We already use a bit of NIO (ByteBuffer for layouts and appenders/managers,
MappedByteBuffer for mmap'd files, FileLock for locking files, etc.), and
I've been playing around with the NIO API lately. I have some sample code
here <https://github.com/jvz/nio-logger> to show some trivial use case of
AsynchronousFileChannel. In Java 7, there is also AsynchronousSocketChannel
which could theoretically be used instead of adding Netty for a faster
socket appender. In that regard, I'm curious as to how useful it would be
to have similar appenders as the OutputStream ones, but instead using
WritableByteChannel, GatheringByteChannel (possible parallelization of file
writing?), and the async channels (there's an AsynchronousByteChannel
class, but I think they screwed this one up as only one of the three async
channel classes implements it).

Another related issue I've seen is that in a message-oriented appender
(e.g., the Kafka one), being able to stream directly to a ByteBuffer is not
the right way to go about encoding log messages into the appender.

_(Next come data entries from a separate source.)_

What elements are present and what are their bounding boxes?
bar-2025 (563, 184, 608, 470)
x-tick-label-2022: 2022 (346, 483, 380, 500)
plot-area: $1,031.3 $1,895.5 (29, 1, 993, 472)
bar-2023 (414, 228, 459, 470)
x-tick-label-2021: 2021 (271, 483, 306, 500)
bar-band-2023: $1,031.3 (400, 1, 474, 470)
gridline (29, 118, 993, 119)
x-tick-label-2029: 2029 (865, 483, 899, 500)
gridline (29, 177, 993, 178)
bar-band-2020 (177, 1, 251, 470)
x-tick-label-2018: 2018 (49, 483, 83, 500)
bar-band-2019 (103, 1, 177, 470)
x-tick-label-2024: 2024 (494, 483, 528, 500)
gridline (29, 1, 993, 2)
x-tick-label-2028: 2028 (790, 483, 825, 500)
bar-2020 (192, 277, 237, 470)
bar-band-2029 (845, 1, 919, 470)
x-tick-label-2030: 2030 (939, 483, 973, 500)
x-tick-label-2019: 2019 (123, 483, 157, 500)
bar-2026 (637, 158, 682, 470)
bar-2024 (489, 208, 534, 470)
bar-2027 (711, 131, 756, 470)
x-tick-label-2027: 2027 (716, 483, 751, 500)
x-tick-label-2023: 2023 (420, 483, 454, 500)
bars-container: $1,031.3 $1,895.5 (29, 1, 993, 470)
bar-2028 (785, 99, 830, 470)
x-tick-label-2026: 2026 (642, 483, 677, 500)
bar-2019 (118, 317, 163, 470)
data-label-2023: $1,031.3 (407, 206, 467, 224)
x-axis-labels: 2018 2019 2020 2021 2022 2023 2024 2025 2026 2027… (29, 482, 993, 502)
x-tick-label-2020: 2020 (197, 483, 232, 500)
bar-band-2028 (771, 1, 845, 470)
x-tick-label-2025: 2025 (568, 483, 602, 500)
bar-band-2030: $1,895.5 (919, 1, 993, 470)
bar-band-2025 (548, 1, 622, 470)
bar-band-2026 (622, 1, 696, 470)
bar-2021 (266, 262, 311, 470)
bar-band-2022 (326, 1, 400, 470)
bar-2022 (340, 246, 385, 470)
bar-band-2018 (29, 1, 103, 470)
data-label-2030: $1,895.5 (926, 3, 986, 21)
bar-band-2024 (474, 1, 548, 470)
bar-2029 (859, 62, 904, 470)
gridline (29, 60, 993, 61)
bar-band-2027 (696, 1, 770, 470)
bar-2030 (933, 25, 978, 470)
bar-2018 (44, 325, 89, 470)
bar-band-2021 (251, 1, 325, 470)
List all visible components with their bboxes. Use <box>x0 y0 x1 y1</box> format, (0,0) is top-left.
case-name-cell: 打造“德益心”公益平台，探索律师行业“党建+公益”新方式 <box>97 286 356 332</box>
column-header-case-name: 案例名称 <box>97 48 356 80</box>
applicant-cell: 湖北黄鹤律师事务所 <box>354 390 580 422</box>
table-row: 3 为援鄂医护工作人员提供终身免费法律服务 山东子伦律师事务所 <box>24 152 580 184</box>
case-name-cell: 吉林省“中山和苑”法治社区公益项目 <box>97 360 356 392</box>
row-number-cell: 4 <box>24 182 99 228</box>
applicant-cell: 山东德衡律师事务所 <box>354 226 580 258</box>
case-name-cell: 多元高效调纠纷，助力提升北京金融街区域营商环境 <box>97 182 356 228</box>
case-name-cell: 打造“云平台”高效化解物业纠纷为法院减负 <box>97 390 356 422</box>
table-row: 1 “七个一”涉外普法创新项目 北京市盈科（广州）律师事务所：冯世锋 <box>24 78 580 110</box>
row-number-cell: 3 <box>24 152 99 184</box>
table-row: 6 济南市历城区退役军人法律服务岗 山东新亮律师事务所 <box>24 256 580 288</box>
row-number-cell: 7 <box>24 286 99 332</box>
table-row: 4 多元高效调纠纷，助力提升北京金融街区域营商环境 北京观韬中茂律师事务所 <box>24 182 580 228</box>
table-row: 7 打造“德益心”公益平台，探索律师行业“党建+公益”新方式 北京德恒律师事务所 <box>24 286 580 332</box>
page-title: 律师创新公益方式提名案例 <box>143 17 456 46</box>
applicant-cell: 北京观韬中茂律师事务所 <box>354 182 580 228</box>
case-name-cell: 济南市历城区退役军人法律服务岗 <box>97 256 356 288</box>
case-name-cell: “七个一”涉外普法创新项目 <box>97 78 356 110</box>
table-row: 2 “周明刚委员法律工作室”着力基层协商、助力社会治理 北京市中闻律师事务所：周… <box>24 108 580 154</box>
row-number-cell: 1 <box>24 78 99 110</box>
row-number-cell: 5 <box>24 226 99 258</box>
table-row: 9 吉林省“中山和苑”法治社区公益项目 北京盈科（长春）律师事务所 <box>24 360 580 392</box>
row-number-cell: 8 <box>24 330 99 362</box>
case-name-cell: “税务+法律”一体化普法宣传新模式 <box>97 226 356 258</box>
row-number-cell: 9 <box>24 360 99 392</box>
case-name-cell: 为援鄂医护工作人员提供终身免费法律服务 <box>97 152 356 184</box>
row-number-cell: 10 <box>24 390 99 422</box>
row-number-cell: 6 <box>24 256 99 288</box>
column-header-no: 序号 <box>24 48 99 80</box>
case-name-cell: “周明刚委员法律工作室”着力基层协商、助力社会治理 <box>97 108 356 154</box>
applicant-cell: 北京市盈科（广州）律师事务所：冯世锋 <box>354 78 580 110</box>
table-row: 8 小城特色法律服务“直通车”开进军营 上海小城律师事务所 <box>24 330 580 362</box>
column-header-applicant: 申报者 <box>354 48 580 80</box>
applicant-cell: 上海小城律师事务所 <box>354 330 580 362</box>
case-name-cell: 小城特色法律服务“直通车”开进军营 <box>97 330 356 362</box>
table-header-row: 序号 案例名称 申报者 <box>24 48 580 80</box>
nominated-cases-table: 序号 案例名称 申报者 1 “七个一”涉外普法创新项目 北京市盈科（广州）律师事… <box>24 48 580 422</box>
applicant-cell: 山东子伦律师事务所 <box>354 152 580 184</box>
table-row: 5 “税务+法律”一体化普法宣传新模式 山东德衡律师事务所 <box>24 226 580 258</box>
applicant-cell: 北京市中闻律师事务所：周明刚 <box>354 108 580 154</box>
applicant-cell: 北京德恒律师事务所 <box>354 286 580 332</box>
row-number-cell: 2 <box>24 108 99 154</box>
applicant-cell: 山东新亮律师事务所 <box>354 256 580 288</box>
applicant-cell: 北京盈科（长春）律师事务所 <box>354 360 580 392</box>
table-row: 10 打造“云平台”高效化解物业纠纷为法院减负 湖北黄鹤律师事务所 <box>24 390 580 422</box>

Instead,
I was thinking that a pool of reusable ByteBuffers could be used here where
a ByteBuffer is borrowed on write and returned on completion (via a
CompletionHandler callback). The Kafka client uses a similar strategy for
producing messages by dynamically allocating a pool of ByteBuffers based on
available memory.

Also, I don't have much experience with this, but if we had a pool of
reusable ByteBuffers, could we use direct allocation to get off-heap
buffers? That seems like an interesting use case.